Finite fault inversions attempt to resolve the spatial distribution of the moment rate function per unit area using seismic observations. However, the observational and synthetic limitations that exist due to the station distribution and frequency content of signals that can be modeled imply that various simplifications to the source representation need to be made in order to stabilize the inversions. These simplifications inevitably affect the final results, though it is largely unknown how serious the regularization can be. Here, we explore the effects caused by a pre-assumed slip rate function using synthetic data from the Source Inversion Validation (SIV) produced by a crack-like spontaneous dynamic rupture embedded in a layered, elastic medium.

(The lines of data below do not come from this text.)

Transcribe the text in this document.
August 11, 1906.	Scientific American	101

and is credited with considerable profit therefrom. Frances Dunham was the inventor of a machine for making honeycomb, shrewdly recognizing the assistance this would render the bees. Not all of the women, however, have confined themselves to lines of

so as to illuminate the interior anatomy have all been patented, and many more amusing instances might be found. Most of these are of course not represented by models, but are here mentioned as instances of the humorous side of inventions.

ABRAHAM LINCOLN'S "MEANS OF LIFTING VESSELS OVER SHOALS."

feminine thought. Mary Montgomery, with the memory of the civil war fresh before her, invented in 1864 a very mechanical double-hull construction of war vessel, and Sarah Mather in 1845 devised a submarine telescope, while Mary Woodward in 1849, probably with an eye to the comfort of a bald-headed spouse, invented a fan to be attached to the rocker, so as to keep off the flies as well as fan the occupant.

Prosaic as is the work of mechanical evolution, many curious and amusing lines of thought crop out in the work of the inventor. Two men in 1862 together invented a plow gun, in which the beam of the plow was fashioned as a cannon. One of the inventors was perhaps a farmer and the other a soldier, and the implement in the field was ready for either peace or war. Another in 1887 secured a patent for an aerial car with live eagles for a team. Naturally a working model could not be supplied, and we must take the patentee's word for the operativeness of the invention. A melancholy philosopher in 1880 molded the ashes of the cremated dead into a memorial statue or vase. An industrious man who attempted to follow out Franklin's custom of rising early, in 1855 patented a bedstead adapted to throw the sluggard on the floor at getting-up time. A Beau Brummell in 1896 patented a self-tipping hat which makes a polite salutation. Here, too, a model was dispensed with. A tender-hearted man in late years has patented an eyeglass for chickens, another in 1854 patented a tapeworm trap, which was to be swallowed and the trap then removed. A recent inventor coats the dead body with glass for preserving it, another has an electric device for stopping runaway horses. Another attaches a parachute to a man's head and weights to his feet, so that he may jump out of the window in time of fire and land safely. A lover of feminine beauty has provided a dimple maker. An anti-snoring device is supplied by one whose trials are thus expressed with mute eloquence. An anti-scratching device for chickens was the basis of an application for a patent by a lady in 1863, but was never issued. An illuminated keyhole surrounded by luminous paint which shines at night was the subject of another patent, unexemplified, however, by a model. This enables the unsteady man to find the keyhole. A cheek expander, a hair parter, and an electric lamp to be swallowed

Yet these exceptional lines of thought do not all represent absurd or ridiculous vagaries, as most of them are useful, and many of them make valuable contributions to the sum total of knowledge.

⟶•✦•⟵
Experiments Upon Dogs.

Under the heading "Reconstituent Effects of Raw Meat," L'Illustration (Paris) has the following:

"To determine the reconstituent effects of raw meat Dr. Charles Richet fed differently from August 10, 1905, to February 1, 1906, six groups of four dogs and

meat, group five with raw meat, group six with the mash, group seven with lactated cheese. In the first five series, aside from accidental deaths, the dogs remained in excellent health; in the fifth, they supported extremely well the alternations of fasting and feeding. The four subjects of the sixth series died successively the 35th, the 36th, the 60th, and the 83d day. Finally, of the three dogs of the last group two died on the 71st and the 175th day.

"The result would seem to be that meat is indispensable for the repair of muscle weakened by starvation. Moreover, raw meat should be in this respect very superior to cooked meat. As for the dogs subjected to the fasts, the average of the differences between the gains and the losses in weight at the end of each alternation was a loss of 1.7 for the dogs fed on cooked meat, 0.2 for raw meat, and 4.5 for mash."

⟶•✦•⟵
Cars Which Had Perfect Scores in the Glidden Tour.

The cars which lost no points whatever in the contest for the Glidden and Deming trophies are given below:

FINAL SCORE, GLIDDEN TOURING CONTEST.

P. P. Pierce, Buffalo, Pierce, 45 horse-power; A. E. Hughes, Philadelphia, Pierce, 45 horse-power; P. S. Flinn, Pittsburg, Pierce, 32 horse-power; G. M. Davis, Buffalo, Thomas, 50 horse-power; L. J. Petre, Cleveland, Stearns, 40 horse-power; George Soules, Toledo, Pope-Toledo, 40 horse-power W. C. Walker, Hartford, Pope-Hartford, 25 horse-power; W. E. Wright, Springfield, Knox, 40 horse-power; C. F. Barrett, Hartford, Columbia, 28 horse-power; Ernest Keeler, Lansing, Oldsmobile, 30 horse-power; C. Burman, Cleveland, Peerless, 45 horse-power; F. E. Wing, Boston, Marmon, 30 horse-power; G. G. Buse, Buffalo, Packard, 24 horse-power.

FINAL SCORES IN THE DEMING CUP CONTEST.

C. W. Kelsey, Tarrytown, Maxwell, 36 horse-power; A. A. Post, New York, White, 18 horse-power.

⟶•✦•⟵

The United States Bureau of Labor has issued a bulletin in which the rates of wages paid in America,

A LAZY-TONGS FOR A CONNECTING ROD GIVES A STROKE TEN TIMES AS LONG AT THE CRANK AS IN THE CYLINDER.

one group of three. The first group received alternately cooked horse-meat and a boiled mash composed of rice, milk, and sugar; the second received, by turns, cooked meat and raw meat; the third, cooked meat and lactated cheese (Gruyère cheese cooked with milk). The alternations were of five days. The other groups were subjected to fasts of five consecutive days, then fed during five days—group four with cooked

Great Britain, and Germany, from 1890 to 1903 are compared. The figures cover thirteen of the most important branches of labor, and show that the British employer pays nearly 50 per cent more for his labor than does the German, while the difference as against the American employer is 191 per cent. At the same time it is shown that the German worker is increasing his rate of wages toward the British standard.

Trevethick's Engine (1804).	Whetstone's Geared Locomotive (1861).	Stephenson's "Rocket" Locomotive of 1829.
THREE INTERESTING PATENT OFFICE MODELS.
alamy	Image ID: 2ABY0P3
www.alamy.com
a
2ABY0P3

Thus we have exact Green’s functions, which allow us to consider only the effects of varying the slip rate function. We study the effect of three different inverted slip rate functions: i) asymmetric cosine functions; ii) modified Yoffe functions and iii) no negative functions within given time windows. The first approach has been used routinely in finite fault inversions and the second one is characteristic of dynamic simulations. We perform the inversions using the first two cases with a simulated annealing algorithm and attempt to answer whether the ideal synthetic data can differentiate between them. The last one has the inverted slip rate function with the least a priori constraints but uses many more free parameters. It is inverted using the newly developed Projected Landweber (PL) method and we will explore its dependence on the choice of the initial model and the bandwidth of signals.